Dimanche soir, face à la déroute électorale, les responsables de l’UMP n’avaient qu’un seul mot d’ordre sur les plateaux télés, partir à la pêche aux voix du Front National. Comment le parti présidentiel a-t-il pu se retrouver en dessous du Parti Socialiste ? On inverse les analyses, le spectre d’un 21-avril à l’envers est évoqué tout comme il l’avait été en 2004 dans la bouche des candidats UMP.
Mais depuis, l’UMP a abandonné le terrain politique et du débat pour basculer dans l’injure, par la bouche de Frédéric Lefebvre : voter Front National, serait voter PS au second tour. Voilà ce qui est repris en boucle par des ministres-candidats à court d’arguments pour tenter d’éviter la casse le 21 mars prochain.
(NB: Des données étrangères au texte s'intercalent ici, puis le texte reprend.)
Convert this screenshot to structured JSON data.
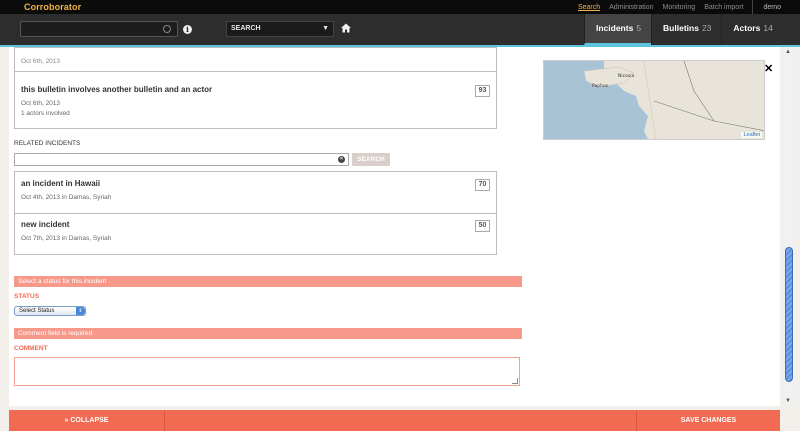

Qui ne peut être choqué par un tel mensonge ?
Quel est le gouvernement qui mène un débat sur l’identité nationale, qui en l’occurrence a été l’occasion d’un “déballement” de paroles aux relents xénophobes ? Qui a incarné cette conquête de l’électorat du vote Front National et se prend un retour de bâtons ?
Ce n’est pas le Parti Socialiste.
Quand en Région Centre, le secrétaire d’Etat-candidat, Hervé Novelli fustige le FN-PS et tente des amalgames douteux, nous ne sommes pas en reste pour lui rappeler son passé trouble ? N’a-t-il pas commencé son engagement politique dans un groupuscule violent d’extrême-droite ? Ne compte-t-il pas comme un de ses plus fidèles soutiens, un ancien responsable du FNJ ? N’a t’il pas été adhérent du FN?
Il est inacceptable, de voir des militants coller des affiches “Voter FN=Voter PS” partout dans le département. Il est inacceptable d’entendre ce genre d’amalgames.
Dimanche répondons leur. Votons.
Chaque parti à son étiquette politique, et dimanche, le seul vote clair est le vote PS, pour François Bonneau.